Parkın öbür ucuna yaklaşınca yerdeki kurumuş meşe yapraklarını ayaklarımla savurarak çıktım oradan karşıya geçip markete girdim. İlk önce muşmulalar çarptı gözüme, çok severim. Zaten ben hep acaip meyveleri severim; muşmula, en ekşisinden erik, badem ve kayısı çağlası, koruk, vişne ve henüz yeni çıkmış, tam tatlanmamış ekşimsi mandalina. Muşmulayı severim de haline bakmadan pek kibirlidir kendisi, yahu minnacık, buruşuk, kekre bir meyvesin neyine bu havan. Aynı avokado ve Bağdat hurması gibi "Beni kendim istediğim zaman yiyebilirsiniz" der. Haklı doğrusu, sıkıysa o istemeden yiyin de bakın boğulmanız an meselesi. Nispeten olgunlaşmış bir paket buldum, getirdim koydum radyatörün üstüne, umarım çabuk yumuşar.

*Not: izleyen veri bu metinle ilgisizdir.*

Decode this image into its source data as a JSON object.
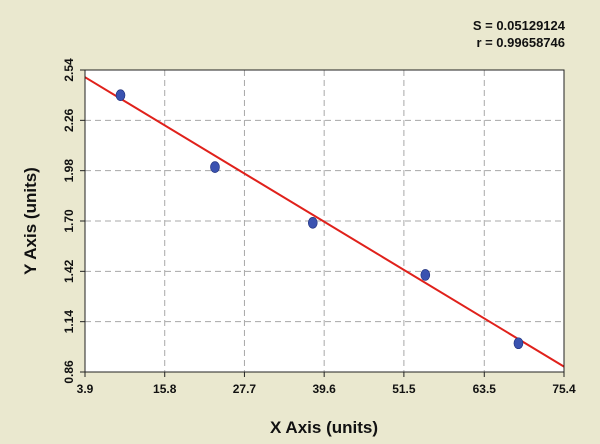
{
  "stats": {
    "s_label": "S = 0.05129124",
    "r_label": "r = 0.99658746"
  },
  "colors": {
    "background": "#eae8cf",
    "plot_area": "#ffffff",
    "grid": "#a8a8a8",
    "point": "#3a52b0",
    "fit_line": "#e0211b",
    "axis": "#222222"
  },
  "chart_data": {
    "type": "scatter",
    "title": "",
    "xlabel": "X Axis (units)",
    "ylabel": "Y Axis (units)",
    "xlim": [
      3.9,
      75.4
    ],
    "ylim": [
      0.86,
      2.54
    ],
    "x_ticks": [
      3.9,
      15.8,
      27.7,
      39.6,
      51.5,
      63.5,
      75.4
    ],
    "x_tick_labels": [
      "3.9",
      "15.8",
      "27.7",
      "39.6",
      "51.5",
      "63.5",
      "75.4"
    ],
    "y_ticks": [
      0.86,
      1.14,
      1.42,
      1.7,
      1.98,
      2.26,
      2.54
    ],
    "y_tick_labels": [
      "0.86",
      "1.14",
      "1.42",
      "1.70",
      "1.98",
      "2.26",
      "2.54"
    ],
    "grid": true,
    "series": [
      {
        "points": [
          {
            "x": 9.2,
            "y": 2.4
          },
          {
            "x": 23.3,
            "y": 2.0
          },
          {
            "x": 37.9,
            "y": 1.69
          },
          {
            "x": 54.7,
            "y": 1.4
          },
          {
            "x": 68.6,
            "y": 1.02
          }
        ]
      }
    ],
    "fit_line": {
      "type": "linear",
      "from": {
        "x": 3.9,
        "y": 2.5
      },
      "to": {
        "x": 75.4,
        "y": 0.89
      }
    }
  }
}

Eve dönünce ayağımın tozuyla mutfağa girdim, kuru fasulye ve pilav pişirdim, pişirirken "Mariana Çukuru"nu dinledim Storytel'de. Ölüm ve yas üstüne dinleyeni ajite etmeden ilerleyen hoş bir kitapmış. Yer yer içim burulsa da kahramanları alıp bağrıma basasım geldi. 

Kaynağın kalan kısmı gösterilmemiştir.